Thanks to Chef Dan Landsberg of Hotel Zaza for this recipe.
1 lb Mahi Mahi Filets Skinless
½ head Nappa Cabbage Shaved
12 each Tortillas - White or Yellow Corn
to taste Cilantro Crema
to taste Mango Salsa
Kosher salt and Black pepper to season Mahi Mahi
1 each Medium Sized Mango, peeled and small diced
1 each Medium Sized Jalapeno Small Diced - No Seeds or White Pith
½ each Small Red Bell Pepper Small Diced - No Seeds or White Pith
1 each Smooth Lime juiced
¼ each Small Red Onion - Small Diced
8 sprigs Cilantro Leaves Sliced Thinly
4 each Basil Leaves Sliced Thinly
1 tsp Honey
2 tsp Corn or Vegetable Oil
Pinch each Kosher Salt and Black Pepper
Combine all ingredients in a non-reactive bowl and mix well. Taste and adjust seasoning to your liking. For best results, prepare at least 4 hours prior to eating.
1 ¾ Cups Sour Cream
1 bunch Cilantro, washed leaves only
1 each Smooth Lime Juiced
Pinch Kosher Salt
Place all ingredients in blender and puree until smooth. Taste and adjust seasoning to your liking.

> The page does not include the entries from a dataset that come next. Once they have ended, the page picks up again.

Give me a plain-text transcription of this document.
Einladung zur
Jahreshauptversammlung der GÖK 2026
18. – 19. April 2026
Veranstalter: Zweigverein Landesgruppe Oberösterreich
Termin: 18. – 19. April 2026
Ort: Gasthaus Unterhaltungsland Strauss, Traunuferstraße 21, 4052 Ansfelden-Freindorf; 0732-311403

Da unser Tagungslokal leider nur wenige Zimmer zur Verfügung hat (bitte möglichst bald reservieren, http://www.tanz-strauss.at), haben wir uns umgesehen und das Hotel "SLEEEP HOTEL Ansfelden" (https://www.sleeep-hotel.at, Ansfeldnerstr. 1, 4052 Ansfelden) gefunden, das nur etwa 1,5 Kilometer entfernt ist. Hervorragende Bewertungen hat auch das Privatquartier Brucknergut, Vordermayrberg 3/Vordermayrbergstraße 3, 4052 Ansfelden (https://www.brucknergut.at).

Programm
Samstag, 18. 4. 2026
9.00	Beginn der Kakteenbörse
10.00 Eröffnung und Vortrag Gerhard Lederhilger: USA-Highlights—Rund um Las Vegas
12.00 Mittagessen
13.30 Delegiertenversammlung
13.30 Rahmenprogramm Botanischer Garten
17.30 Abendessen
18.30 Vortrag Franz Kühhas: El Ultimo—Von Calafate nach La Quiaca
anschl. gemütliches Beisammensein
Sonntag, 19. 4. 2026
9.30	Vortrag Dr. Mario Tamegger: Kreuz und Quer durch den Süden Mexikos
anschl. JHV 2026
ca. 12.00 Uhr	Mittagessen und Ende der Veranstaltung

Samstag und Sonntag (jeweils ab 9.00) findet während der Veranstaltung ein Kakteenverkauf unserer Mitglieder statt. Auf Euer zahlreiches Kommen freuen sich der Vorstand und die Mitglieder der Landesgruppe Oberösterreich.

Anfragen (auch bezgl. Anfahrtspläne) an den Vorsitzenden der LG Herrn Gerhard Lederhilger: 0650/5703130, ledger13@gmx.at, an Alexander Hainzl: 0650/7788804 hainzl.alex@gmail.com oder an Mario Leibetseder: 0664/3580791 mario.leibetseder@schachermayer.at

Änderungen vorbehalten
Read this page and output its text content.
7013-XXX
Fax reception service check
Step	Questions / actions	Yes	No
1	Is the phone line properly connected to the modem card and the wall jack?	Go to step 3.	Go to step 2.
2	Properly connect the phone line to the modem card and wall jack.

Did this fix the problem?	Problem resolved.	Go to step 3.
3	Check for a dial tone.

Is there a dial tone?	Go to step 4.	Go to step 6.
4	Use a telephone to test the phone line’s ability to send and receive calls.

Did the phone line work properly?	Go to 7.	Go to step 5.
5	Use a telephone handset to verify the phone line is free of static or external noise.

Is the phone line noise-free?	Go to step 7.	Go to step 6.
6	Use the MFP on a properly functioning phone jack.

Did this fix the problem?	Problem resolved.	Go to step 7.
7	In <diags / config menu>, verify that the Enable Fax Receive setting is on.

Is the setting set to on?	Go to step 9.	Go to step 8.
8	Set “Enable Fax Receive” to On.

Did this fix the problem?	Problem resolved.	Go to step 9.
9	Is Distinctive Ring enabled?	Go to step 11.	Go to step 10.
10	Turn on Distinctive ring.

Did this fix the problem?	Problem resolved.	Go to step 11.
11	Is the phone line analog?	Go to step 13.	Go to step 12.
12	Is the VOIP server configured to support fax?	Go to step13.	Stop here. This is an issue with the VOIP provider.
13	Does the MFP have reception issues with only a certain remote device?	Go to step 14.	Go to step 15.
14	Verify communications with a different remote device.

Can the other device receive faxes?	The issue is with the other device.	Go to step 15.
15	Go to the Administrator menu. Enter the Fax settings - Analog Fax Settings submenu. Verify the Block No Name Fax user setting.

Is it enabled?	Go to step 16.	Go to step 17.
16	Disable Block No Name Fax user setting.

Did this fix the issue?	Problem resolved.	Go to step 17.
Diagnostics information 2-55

Season Mahi Mahi with medium amount of salt and pepper. Place Mahi Mahi on hot grill and rotate every few minutes over and to a slight turn to create diamonds. Cook until Mahi Mahi is slightly firm to the touch. Remove from the grill and allow to rest 3 minutes before slicing.
While Mahi Mahi is resting, place tortillas over grill one by one and heat through. Place in a cloth towel or napkin as they come off the grill to stay warm.
Once the mahi mahi is sliced and the tortillas are warm, build tacos beginning with Mahi Mahi, then cabbage, then crema and top with mango salsa.